Presque tous les chants ont un exorde, ou un prologue sur différents sujets, selon la fantaisie de l'auteur. La plupart de ces digressions sont assez étendues, et l'agrément n'en est pas, à beaucoup près, en proportion de la longueur. Quoique les chants soient très-courts, souvent l'auteur s'arrête au milieu d'un chant, pour parler de ce qui lui plaît. L'action du poëme est donc à tout moment interrompue; et à peu près un quart des vers y est tout-à-fait étranger.

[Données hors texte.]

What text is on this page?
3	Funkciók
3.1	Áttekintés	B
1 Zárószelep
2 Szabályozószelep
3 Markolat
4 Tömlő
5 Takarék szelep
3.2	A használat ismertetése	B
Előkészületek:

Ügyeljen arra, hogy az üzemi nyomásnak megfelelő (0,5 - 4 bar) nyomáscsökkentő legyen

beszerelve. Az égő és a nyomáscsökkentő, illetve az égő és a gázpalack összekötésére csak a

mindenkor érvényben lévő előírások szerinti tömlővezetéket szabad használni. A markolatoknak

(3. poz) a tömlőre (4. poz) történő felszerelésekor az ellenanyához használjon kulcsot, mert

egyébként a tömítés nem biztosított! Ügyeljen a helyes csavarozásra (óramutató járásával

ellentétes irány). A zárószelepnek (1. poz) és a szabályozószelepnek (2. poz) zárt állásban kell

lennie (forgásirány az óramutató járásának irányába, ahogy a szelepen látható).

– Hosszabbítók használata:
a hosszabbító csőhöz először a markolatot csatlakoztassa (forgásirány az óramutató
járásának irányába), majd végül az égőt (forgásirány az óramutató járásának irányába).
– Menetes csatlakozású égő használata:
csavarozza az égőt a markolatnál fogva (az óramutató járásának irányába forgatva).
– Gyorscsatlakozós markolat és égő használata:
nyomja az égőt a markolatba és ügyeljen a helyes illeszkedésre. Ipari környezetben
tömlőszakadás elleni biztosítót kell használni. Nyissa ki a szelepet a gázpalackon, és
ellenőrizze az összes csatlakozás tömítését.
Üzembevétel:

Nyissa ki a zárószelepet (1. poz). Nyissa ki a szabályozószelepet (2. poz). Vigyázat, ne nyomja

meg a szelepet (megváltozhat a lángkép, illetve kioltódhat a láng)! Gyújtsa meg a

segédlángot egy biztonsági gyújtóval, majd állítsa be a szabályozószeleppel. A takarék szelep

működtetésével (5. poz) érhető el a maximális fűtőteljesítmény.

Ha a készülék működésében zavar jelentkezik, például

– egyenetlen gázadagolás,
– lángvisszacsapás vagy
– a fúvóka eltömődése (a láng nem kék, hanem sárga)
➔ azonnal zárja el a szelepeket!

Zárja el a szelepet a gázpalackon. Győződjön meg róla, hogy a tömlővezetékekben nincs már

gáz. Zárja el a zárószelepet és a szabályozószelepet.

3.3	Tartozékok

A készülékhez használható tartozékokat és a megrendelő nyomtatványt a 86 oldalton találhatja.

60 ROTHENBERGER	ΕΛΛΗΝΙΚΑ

Ce n'est pas dans la partie de cette action qui regarde personnellement Charlemagne qu'il faut chercher de la nouveauté; ce sont toujours de grandes guerres contre des soudans d'Égypte et de Babylone, et des trahisons de Ganelon de Mayence, et toujours des victoires, des conquêtes et des triomphes magnifiques, et des fêtes et des tournois. Mais dans ce roman, comme dans beaucoup d'autres, Renaud se brouille avec Charlemagne et avec son cousin Roland: exilé de France, il va courir le monde, et c'est dans ses voyages que le poëte a fait l'essai d'un merveilleux différent de celui des enchantements et des fées. Des êtres moraux personnifiés, la Nature, l'Amour, le Vice, la Vertu, la Fortune, et même un dieu de l'ancien paganisme [884], sont des personnages qu'il emploie, et dont il tire ou des leçons morales, ou des satires contre les mœurs de son temps, ou des prédictions en faveur de Renaud et surtout en faveur d'André Gritti, alors doge de Venise, à qui le poëme est dédié.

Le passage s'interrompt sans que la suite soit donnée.